This article was first published in the September 2016 UK edition of Accounting and Business magazine.

When clients turn to accountants for financial advice, they might assume their advisers have their own financial futures all sewn up. In fact, this is far from the case. A recent survey by Bower Private Clients found that a fifth of accountants have no retirement savings at all. This never used to be the case, but when Equitable Life collapsed in 2000, accountants were among the main victims, alongside lawyers and other professionals. Low returns from equity investments added to the cynicism about traditional pensions. Finally, many accountants in practice simply don’t have the spare cash for pension contributions.

Many accountants have avoided traditional pension savings altogether, with a third planning to fund some or all of their retirement using property wealth, either from buy-to-let investments or the sale of their own homes. But since the last Budget, the tax system has shifted drastically against landlords, and with storm clouds hovering over house prices, a rethink of buy-to-let strategies may be in order.

There is, in fact, a happy medium that brings together investment in property with the tax advantages of pensions – and that is for the partners or proprietor of an accountancy firm to use their pension fund to buy their own office premises.

This often overlooked strategy holds several advantages for the smaller accountancy firm, too. ‘It provides a happy medium,’ says Anthony Carty, group financial planning and business development director of Clifton Asset Management. ‘The partners feel the money is being put to good use, the capital gains remain in the pension for tax purposes, the rent goes to the pension, and any asset held in the pension is creditor-protected.’

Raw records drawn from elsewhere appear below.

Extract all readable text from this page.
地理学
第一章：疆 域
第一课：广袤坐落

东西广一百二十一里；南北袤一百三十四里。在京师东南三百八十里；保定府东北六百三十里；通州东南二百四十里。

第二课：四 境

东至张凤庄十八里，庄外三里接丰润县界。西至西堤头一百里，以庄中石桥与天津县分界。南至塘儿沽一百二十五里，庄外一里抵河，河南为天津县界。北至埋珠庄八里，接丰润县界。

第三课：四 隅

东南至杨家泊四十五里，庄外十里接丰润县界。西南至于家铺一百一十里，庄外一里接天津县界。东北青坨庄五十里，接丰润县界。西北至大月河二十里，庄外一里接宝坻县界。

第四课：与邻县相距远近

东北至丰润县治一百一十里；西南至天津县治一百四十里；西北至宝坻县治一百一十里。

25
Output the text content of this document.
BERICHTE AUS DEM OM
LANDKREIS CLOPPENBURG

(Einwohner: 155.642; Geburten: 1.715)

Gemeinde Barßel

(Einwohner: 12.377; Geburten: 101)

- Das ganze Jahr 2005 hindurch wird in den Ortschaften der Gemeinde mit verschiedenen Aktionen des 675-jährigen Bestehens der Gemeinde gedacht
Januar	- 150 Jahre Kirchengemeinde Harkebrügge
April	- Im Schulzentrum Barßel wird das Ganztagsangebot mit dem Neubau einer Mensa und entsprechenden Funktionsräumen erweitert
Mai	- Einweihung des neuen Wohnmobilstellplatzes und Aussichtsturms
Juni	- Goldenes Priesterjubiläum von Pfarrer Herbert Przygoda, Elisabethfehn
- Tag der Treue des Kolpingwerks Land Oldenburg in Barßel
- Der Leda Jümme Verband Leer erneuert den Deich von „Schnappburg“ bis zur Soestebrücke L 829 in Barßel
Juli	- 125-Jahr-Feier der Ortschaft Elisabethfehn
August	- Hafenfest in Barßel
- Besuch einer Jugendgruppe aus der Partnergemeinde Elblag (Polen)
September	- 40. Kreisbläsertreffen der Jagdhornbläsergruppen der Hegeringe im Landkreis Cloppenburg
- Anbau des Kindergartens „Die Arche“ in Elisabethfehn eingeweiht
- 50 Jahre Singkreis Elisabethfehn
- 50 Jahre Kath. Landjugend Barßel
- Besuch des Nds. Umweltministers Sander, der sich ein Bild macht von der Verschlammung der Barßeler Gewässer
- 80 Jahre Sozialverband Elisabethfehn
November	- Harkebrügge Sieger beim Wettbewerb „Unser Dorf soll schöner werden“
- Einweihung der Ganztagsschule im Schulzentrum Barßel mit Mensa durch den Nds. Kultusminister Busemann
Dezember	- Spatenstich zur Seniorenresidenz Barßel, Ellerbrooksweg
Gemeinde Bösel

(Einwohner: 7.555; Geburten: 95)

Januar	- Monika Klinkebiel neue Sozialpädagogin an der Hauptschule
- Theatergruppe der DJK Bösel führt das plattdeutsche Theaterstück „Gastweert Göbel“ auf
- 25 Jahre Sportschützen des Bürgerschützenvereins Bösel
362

Balance sheet encumbrances

Separating the property assets from the business can also help with other issues, such as succession planning. ‘If a practice owns a property, it can be an encumbrance to have a large commercial asset on the balance sheet,’ says Carty. ‘A buyer may want the trade but not the bricks and mortar. If it’s in the pension environment, it’s not an asset of the business, so it doesn’t interfere with that.’

If a practice already owns its premises, this approach can still be beneficial. Commercial property can be transferred into a pension scheme as a series of in-specie contributions up to the annual limit of £40,000, generating immediate tax benefits for the partnership.

If not, the main obstacle to this plan is having enough funds in the pension plan to purchase the property. Pension funds can borrow, but pension reforms in 2006 restricted borrowing to 50% of the accumulated fund. Partners can of course pool funds, but then consideration needs to be given to whether to use a small self-administered scheme (SSAS) or a self-invested personal pension (SIPP) as the vehicle. The rules are broadly similar, but in a SIPP the property is owned by the SIPP provider, whereas in an SSAS the property and other funds are owned by the member/trustees, which may make it easier to unwind multiple ownership.

Business investment

Even if purchasing a commercial property is out of the question, there are other ways to link your pension and your business. Many accountancy firms are now using their pension funds to invest in their own businesses, unlocking a source of funding that is far cheaper and tax advantageous than bank overdrafts or peer-to-peer lending.

Such a loan obviously needs to be secured on assets of the business; in the case of an accountancy practice, this will often be intellectual property – an asset many firms may not realise they possess.

‘There are few businesses that don’t have some intangible assets,’ says Jim Asher, director of IP valuation services at specialists Coller IP. ‘But many firms continue in business without realising they have any, and there’s much less likelihood they will be on the balance sheet.’

A prime example would be the name of the firm: the Big Four recognise the value of their brands and guard them jealously in Swiss holding companies. But the name of a medium-sized practice may carry a lot of weight in a local or regional buying community. Alongside that come client lists: ‘We have, a number of times, put a value on a client list as long as it has the potential to bring in future business,’ says Asher. ‘If you can demonstrate the ability to bring in revenue over the years, and loyalty to the firm, that’s low-hanging fruit.’

There is an emotional aspect to putting personal wealth on the line in this way, but, as Carty points out, in this environment it is very difficult for the small business owner to get funding without putting personal assets on the line: ‘If you lose £10,000 of net-tax-paid wealth, you have to go out and earn almost £12,000 to get that back,’ he says. ‘If you lose £10,000 out of your pension, it costs £10,000 to replace as you get tax relief. There’s a mathematical benefit to losing your pension as opposed to other personal assets.’

In the dark

This aspect of funding is not well understood and is still treated with some suspicion. Carty says that initial reactions tend to range from, ‘It sounds too good to be true’ to ‘Why hasn’t my adviser told me about this?’

But nor should any of these arrangements be entered into lightly. HMRC rules on borrowing and contributions need to be followed carefully, and both mortgages and market rent will have to be paid on property, whatever the circumstances.

However, recent changes to pension law have started to break down the silo mentality that many people have about their finances. Business owners over the age of 55 could even be tempted to use new pension freedoms and draw down all their pension savings, but this would attract a hefty income tax charge. Pension funding to finance or refinance the business is a far more attractive alternative. And in an uncertain environment, such as the current post-Brexit climate, having one’s financial future not only under control but literally in view at all times is no bad thing.